IMMUNOLOGICAL AND BIOLOGICAL STABILITY OF IMMUNOTOXINS INVIVO AS STUDIED BY THE CLEARANCE OF DISULFIDE-LINKED POKEWEED ANTIVIRAL PROTEIN-ANTIBODY CONJUGATES FROM BLOOD

Abstract

Monoclonal antibodies against human T-cell antigen 3A1, human transferrin receptor and mouse Thy 1. 1 antigen were linked to pokeweed antiviral protein (PAP) by a disulfide bond. Because the ability of the immunotoxin to home on target cells in vivo and the eventual internalization of the hemitoxin polypeptide depends in part on the stability of the conjugate in circulation, the clearance of antibody-PAP conjugates from blood was investigated.

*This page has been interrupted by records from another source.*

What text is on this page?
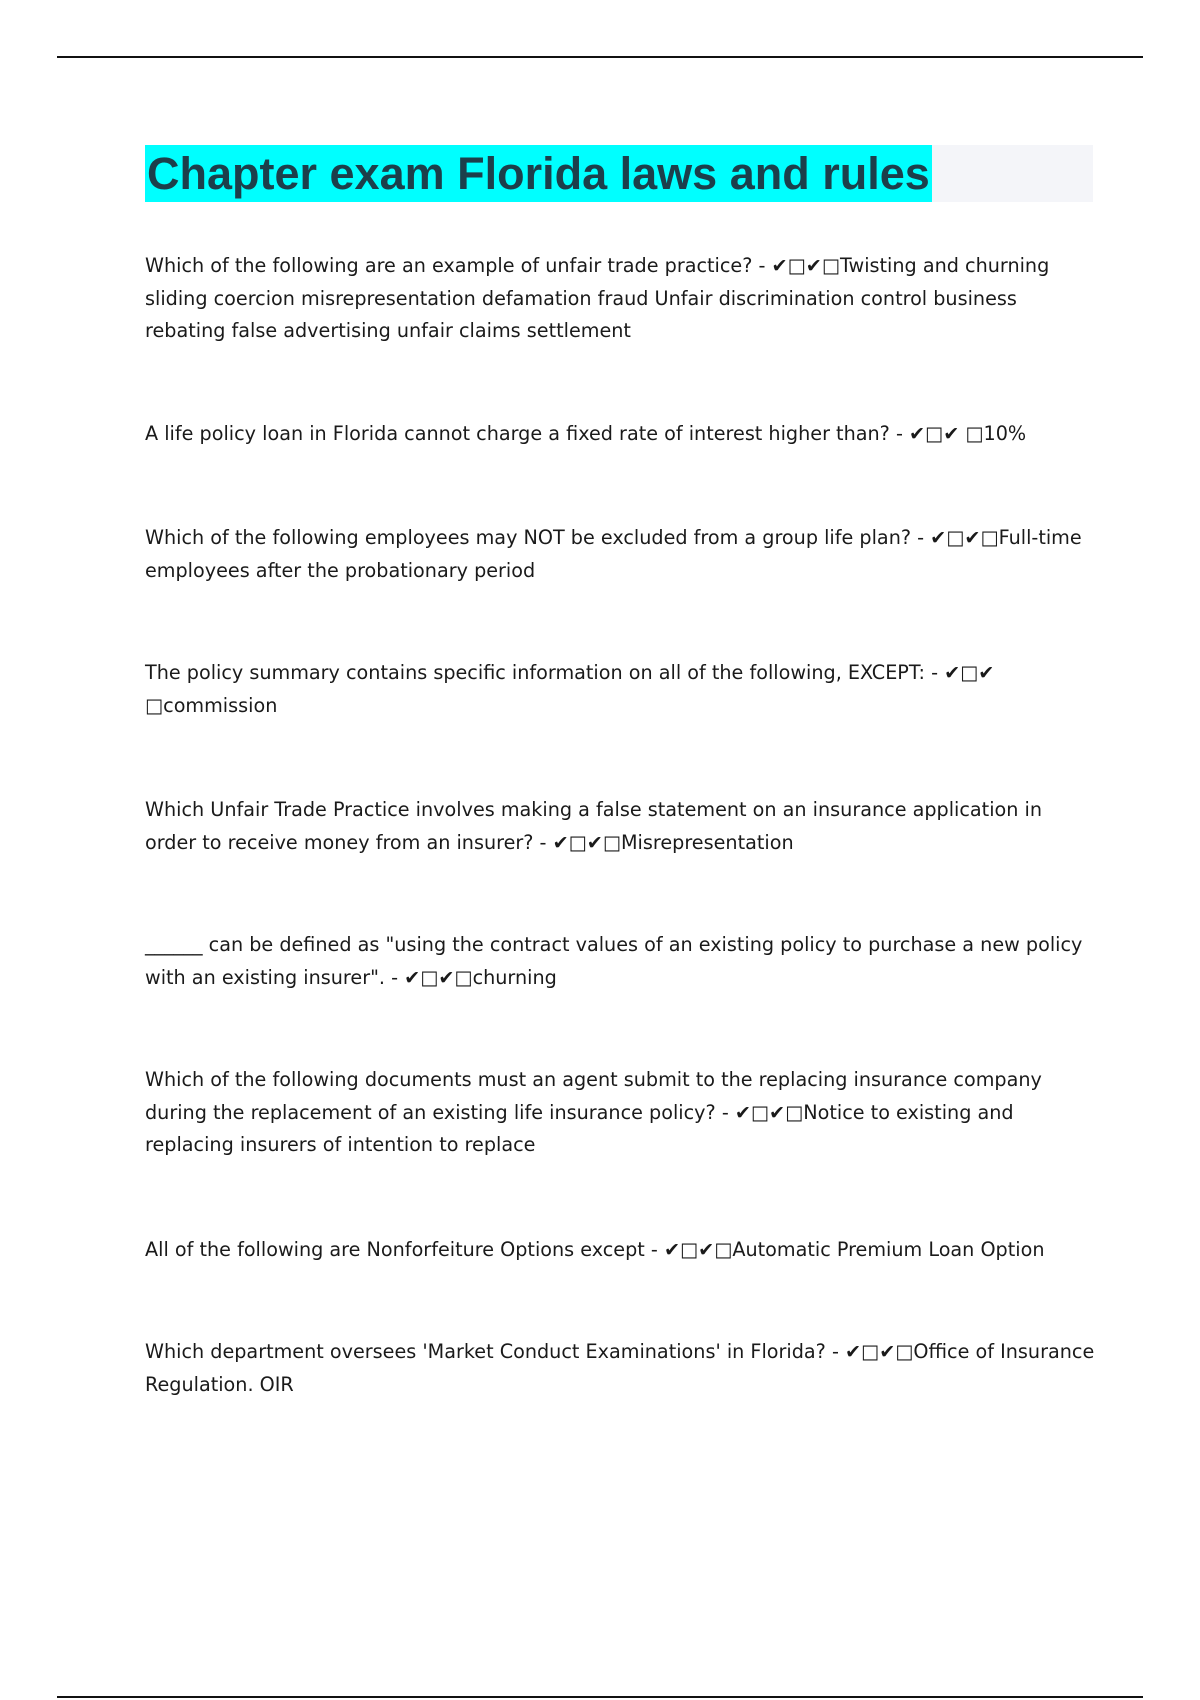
Chapter exam Florida laws and rules
Which of the following are an example of unfair trade practice? - ✔□✔□Twisting and churning sliding coercion misrepresentation defamation fraud Unfair discrimination control business rebating false advertising unfair claims settlement
A life policy loan in Florida cannot charge a fixed rate of interest higher than? - ✔□✔ □10%
Which of the following employees may NOT be excluded from a group life plan? - ✔□✔□Full-time employees after the probationary period
The policy summary contains specific information on all of the following, EXCEPT: - ✔□✔ □commission
Which Unfair Trade Practice involves making a false statement on an insurance application in order to receive money from an insurer? - ✔□✔□Misrepresentation
______ can be defined as "using the contract values of an existing policy to purchase a new policy with an existing insurer". - ✔□✔□churning
Which of the following documents must an agent submit to the replacing insurance company during the replacement of an existing life insurance policy? - ✔□✔□Notice to existing and replacing insurers of intention to replace
All of the following are Nonforfeiture Options except - ✔□✔□Automatic Premium Loan Option
Which department oversees 'Market Conduct Examinations' in Florida? - ✔□✔□Office of Insurance Regulation. OIR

Blood samples collected from rabbits at different times after the injection of immunotoxin were analyzed for total mouse IgG and intact antibody-PAP conjugate in enzyme-linked immunosorbent assay. Further, antibody-PAP conjugate was separated from PAP by differential precipitation using polyethyleneglycol and the PAP content of the fractions were analyzed by radioimmunoassay. Free PAP was removed very rapidly from blood and 95% was cleared within 2 h. The immunotoxin did not dissociate in the circulation immediately and about 90% of the initial concentration of the conjugate was still present for > 4 h. Analysis by enzyme-linked immunosorbent assay showed a 4-8-h lag period in which immunotoxin concentrations were relatively unchanged. This was followed by a steady decline and the half-life of the conjugate in circulation then ranged between 17 and 24 h. Not only did the immunotoxins remain intact immunologically, but they also retained their biological activity as measured by the ability of blood-borne immunotoxins to efficiently block protein synthesis of target cells in vitro. The disulfide linkage of toxin to antibody is reasonably stable and the immunotoxin retains the biological properties of both the antibody and the hemitoxin polypeptide in circulation.